The goal of this research is to bridge this gap between the theory and practice. The project starts by identifying application areas that can benefit from network coding, including network security, multimedia delivery, and network inference. It designs novel network coding mechanisms to solve practical problems in each area and evaluates the cost-benefit tradeoffs. Building on this experience, the project then identifies common building blocks and studies deployment and architectural issues.
Intellectual Merit: the project designs innovative mechanisms based on network coding. It also studies the role of network coding in the future Internet architecture.
Broader Impacts: The project integrates graduate student training, interactions with industry and foreign academic institutions, and course development. Results will be disseminated through research publications and communication with industry.
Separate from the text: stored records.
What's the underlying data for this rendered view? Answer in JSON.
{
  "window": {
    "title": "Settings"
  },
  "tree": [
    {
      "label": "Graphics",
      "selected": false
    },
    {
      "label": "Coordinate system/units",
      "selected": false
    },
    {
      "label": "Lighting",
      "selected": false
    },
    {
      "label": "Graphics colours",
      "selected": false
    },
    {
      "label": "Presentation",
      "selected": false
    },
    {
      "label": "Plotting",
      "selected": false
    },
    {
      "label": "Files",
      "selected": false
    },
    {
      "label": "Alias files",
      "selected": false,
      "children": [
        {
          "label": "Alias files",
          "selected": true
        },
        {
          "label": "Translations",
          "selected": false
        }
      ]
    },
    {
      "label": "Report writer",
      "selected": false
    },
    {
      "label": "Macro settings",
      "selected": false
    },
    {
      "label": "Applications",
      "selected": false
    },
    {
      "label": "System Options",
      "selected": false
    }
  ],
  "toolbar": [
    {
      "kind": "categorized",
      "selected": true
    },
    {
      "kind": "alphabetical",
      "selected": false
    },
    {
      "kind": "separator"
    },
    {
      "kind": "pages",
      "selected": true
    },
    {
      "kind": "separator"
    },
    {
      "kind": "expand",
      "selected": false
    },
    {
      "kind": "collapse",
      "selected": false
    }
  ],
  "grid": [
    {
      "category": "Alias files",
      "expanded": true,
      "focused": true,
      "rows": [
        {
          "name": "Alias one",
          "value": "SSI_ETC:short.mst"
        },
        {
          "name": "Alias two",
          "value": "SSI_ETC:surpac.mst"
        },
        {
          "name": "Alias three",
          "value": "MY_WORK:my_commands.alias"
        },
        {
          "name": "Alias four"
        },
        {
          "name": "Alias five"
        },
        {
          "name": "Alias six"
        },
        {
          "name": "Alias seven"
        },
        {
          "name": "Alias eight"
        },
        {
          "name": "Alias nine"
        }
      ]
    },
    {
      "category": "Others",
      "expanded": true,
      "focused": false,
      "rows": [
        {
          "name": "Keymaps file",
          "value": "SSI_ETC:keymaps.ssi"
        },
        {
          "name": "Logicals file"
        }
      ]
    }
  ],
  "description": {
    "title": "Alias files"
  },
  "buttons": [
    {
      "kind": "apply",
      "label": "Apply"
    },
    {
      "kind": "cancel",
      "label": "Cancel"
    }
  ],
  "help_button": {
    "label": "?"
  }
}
Data networks are traditionally based on the same fundamental principle: the network forwards data but the information itself is processed only at the end-nodes. The network coding paradigm breaks this assumption by enabling intermediate nodes to combine incoming packets into one or more outgoing packets. However, network coding does not come for free: it adds complexity, increases processing and storage costs, and requires that we re-think the protocol stack. The goal of this project was to bridge the gap between the theory and practice of network coding, by applying and optimizing network coding techniques in practical settings. The intellectual merit of this project lies in the following research activities and resulting findings. (1) Cross-layer optimization of network coding and transport and application layers, specifically for wireless networks . (2) Design of solutions for pollution attacks in coded systems (3) Combining tomographic and network coding techniques to improve network measurement and inference. (4) Design of novel network coding techniques for the open problem of multiple unicasts. (5) Implementation of network coding and cooperative video streaming on smartphones. The products include several conference and journal publications in top venues, and software prototypes. The broader impact of the project includes training of students (5 PhD theses), development of new educational materials, and technology transfer (i.e, part of the project led to an I-CORPS and eventually to an SBIR project).